S5 — Build (uncapped — depends on iteration count)
Code generation + /qa + /codex + /cso security audit are gstack. Most expensive station because of iteration. Estimated : $5-20 depending on how many fix-cycles. This is where the budget actually lives. S1+S2 should be cheap to leave headroom here.
S6 — Launch (target ceiling : $1.50 per sprint)
/landing-page-copywriter, /marketing-psychology, /design-html — gstack. ~$1-2.
S7 — Iterate (recurring, $0.50/week per active sprint)
Cron retros : /benchmark, /canary, /retro. Most run zero LLM (browse + perf checks). The weekly synthesis : Sonnet 4.6 = ~$0.50.
Full-sprint cost envelope
| Routing strategy | S1 | S2 | S3-S6 | S5 (build cycles) | Total per sprint |
|---|---|---|---|---|---|
| Default (Opus where critical, Sonnet otherwise) | $3 | $8 | $4 | $10 | ~$25 |
| Lean (Sonnet everywhere, Opus only synthesis) | $1.50 | $3 | $2 | $8 | ~$15 |
| Aggressive (Ollama for non-critical, Sonnet for synthesis) | $0.50 | $1 | $1 | $6 | ~$9 |
If MRR target per sprint is 5k€ within 60 days, even the default ($25) is a 200× ratio. The lean and aggressive paths are for benchmarking the orchestrator's stability before committing to default routing.

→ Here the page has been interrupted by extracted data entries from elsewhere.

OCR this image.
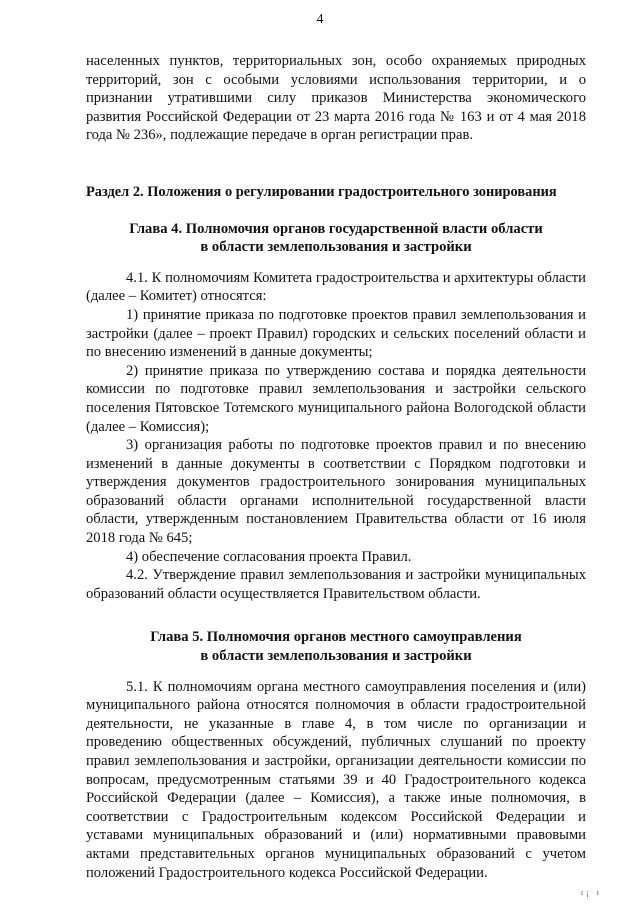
4

населенных пунктов, территориальных зон, особо охраняемых природных территорий, зон с особыми условиями использования территории, и о признании утратившими силу приказов Министерства экономического развития Российской Федерации от 23 марта 2016 года № 163 и от 4 мая 2018 года № 236», подлежащие передаче в орган регистрации прав.

Раздел 2. Положения о регулировании градостроительного зонирования

Глава 4. Полномочия органов государственной власти области
в области землепользования и застройки

4.1. К полномочиям Комитета градостроительства и архитектуры области (далее – Комитет) относятся:

1) принятие приказа по подготовке проектов правил землепользования и застройки (далее – проект Правил) городских и сельских поселений области и по внесению изменений в данные документы;

2) принятие приказа по утверждению состава и порядка деятельности комиссии по подготовке правил землепользования и застройки сельского поселения Пятовское Тотемского муниципального района Вологодской области (далее – Комиссия);

3) организация работы по подготовке проектов правил и по внесению изменений в данные документы в соответствии с Порядком подготовки и утверждения документов градостроительного зонирования муниципальных образований области органами исполнительной государственной власти области, утвержденным постановлением Правительства области от 16 июля 2018 года № 645;

4) обеспечение согласования проекта Правил.

4.2. Утверждение правил землепользования и застройки муниципальных образований области осуществляется Правительством области.

Глава 5. Полномочия органов местного самоуправления
в области землепользования и застройки

5.1. К полномочиям органа местного самоуправления поселения и (или) муниципального района относятся полномочия в области градостроительной деятельности, не указанные в главе 4, в том числе по организации и проведению общественных обсуждений, публичных слушаний по проекту правил землепользования и застройки, организации деятельности комиссии по вопросам, предусмотренным статьями 39 и 40 Градостроительного кодекса Российской Федерации (далее – Комиссия), а также иные полномочия, в соответствии с Градостроительным кодексом Российской Федерации и уставами муниципальных образований и (или) нормативными правовыми актами представительных органов муниципальных образований с учетом положений Градостроительного кодекса Российской Федерации.

ı¡ ı
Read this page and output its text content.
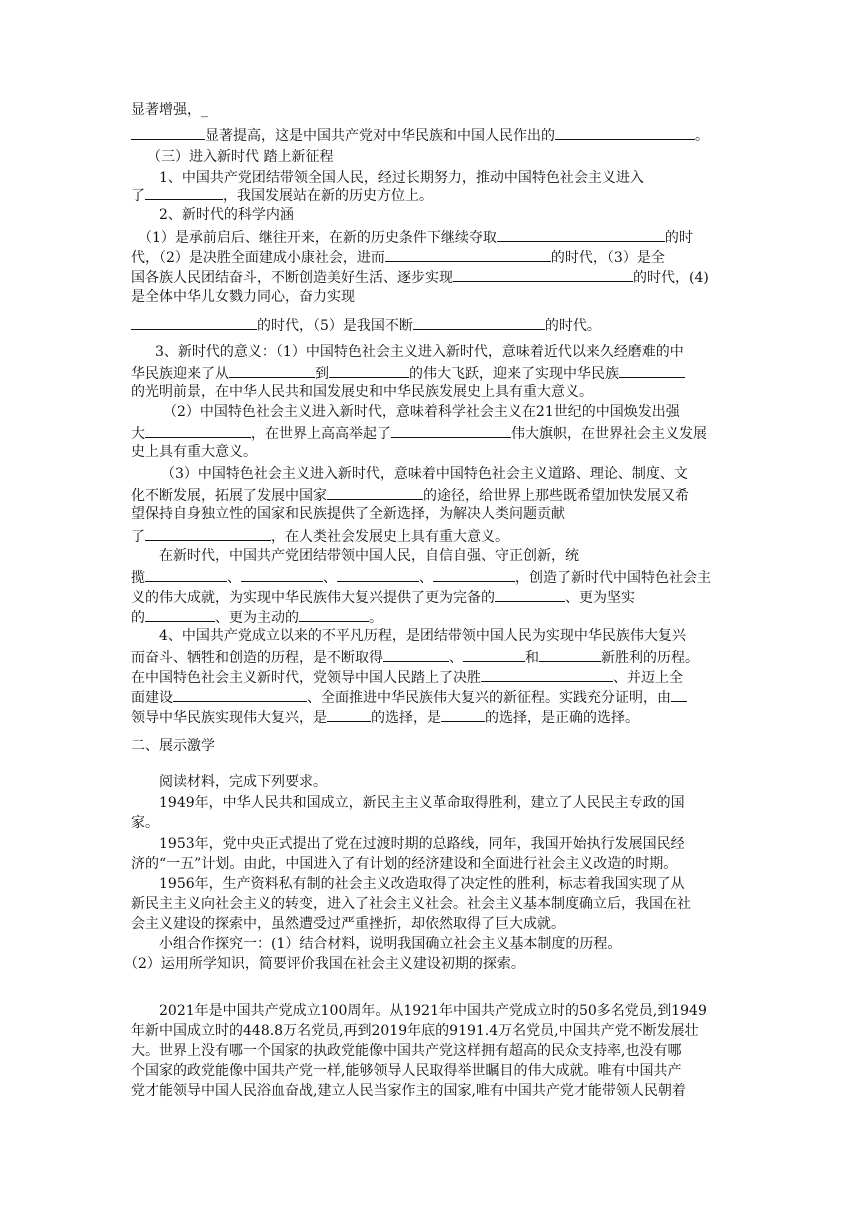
显著增强，_
显著提高，这是中国共产党对中华民族和中国人民作出的	。
（三）进入新时代 踏上新征程
1、中国共产党团结带领全国人民，经过长期努力，推动中国特色社会主义进入
了	，我国发展站在新的历史方位上。
2、新时代的科学内涵
（1）是承前启后、继往开来，在新的历史条件下继续夺取	的时
代，（2）是决胜全面建成小康社会，进而	的时代，（3）是全
国各族人民团结奋斗，不断创造美好生活、逐步实现	的时代，(4)
是全体中华儿女戮力同心，奋力实现
的时代，（5）是我国不断	的时代。
3、新时代的意义：（1）中国特色社会主义进入新时代，意味着近代以来久经磨难的中
华民族迎来了从	到	的伟大飞跃，迎来了实现中华民族
的光明前景，在中华人民共和国发展史和中华民族发展史上具有重大意义。
（2）中国特色社会主义进入新时代，意味着科学社会主义在21世纪的中国焕发出强
大	，在世界上高高举起了	伟大旗帜，在世界社会主义发展
史上具有重大意义。
（3）中国特色社会主义进入新时代，意味着中国特色社会主义道路、理论、制度、文
化不断发展，拓展了发展中国家	的途径，给世界上那些既希望加快发展又希
望保持自身独立性的国家和民族提供了全新选择，为解决人类问题贡献
了	，在人类社会发展史上具有重大意义。
在新时代，中国共产党团结带领中国人民，自信自强、守正创新，统
揽	、	、	、	，创造了新时代中国特色社会主
义的伟大成就，为实现中华民族伟大复兴提供了更为完备的	、更为坚实
的	、更为主动的	。
4、中国共产党成立以来的不平凡历程，是团结带领中国人民为实现中华民族伟大复兴
而奋斗、牺牲和创造的历程，是不断取得	、	和	新胜利的历程。
在中国特色社会主义新时代，党领导中国人民踏上了决胜	、并迈上全
面建设	、全面推进中华民族伟大复兴的新征程。实践充分证明，由
领导中华民族实现伟大复兴，是	的选择，是	的选择，是正确的选择。
二、展示激学
阅读材料，完成下列要求。
1949年，中华人民共和国成立，新民主主义革命取得胜利，建立了人民民主专政的国
家。
1953年，党中央正式提出了党在过渡时期的总路线，同年，我国开始执行发展国民经
济的“一五”计划。由此，中国进入了有计划的经济建设和全面进行社会主义改造的时期。
1956年，生产资料私有制的社会主义改造取得了决定性的胜利，标志着我国实现了从
新民主主义向社会主义的转变，进入了社会主义社会。社会主义基本制度确立后，我国在社
会主义建设的探索中，虽然遭受过严重挫折，却依然取得了巨大成就。
小组合作探究一：(1）结合材料，说明我国确立社会主义基本制度的历程。
（2）运用所学知识，简要评价我国在社会主义建设初期的探索。
2021年是中国共产党成立100周年。从1921年中国共产党成立时的50多名党员,到1949
年新中国成立时的448.8万名党员,再到2019年底的9191.4万名党员,中国共产党不断发展壮
大。世界上没有哪一个国家的执政党能像中国共产党这样拥有超高的民众支持率,也没有哪
个国家的政党能像中国共产党一样,能够领导人民取得举世瞩目的伟大成就。唯有中国共产
党才能领导中国人民浴血奋战,建立人民当家作主的国家,唯有中国共产党才能带领人民朝着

Practical defaults shipped in Phase 1
- S1 Channel A (gstack skills) : whatever the user's
claudeCLI has configured. Atelier doesn't override. - S1 Channel C Falsifier (when wired to orchestrator in Phase 3) : Sonnet 4.6 by default. Ollama is the optional opt-in for sprint #5+ once we know the prompt is stable.
- S1 Synthesis discussion MD (when wired) : Sonnet 4.6. Output is generative prose — Opus would be overkill.
- S2 lenses (Phase 2) : mixed routing as the table above. Opus only on JTBD clustering + 2×2 axes selection.
How to route to the Mac Mini Ollama
The Mac Mini at 100.86.52.24 (SSH alias macmini already configured in ~/.ssh/config) runs Ollama. To call it from the orchestrator on this Mac :
ssh macmini 'ollama run llama3.3:70b "<prompt>"'
Or via HTTP if Ollama is bound to 0.0.0.0:11434 :
curl -X POST http://100.86.52.24:11434/api/generate \
-d '{"model":"llama3.3:70b","prompt":"<prompt>","stream":false}'
Atelier's orchestrator should accept a --model-routing flag with values default | lean | aggressive and dispatch each step accordingly.
Monitoring
Per-sprint LLM cost should be emitted as a [COST] event in agent-activity.jsonl after each station, with provider, model, input_tokens, output_tokens, usd_cost. The dashboard's /live feed already supports the new event format — Channel C and synthesis will start emitting these once Phase 3 wires the orchestrator hook.
Cost overruns are first-class events : if a sprint exceeds 2× the routing strategy's ceiling, halt and require manual continue.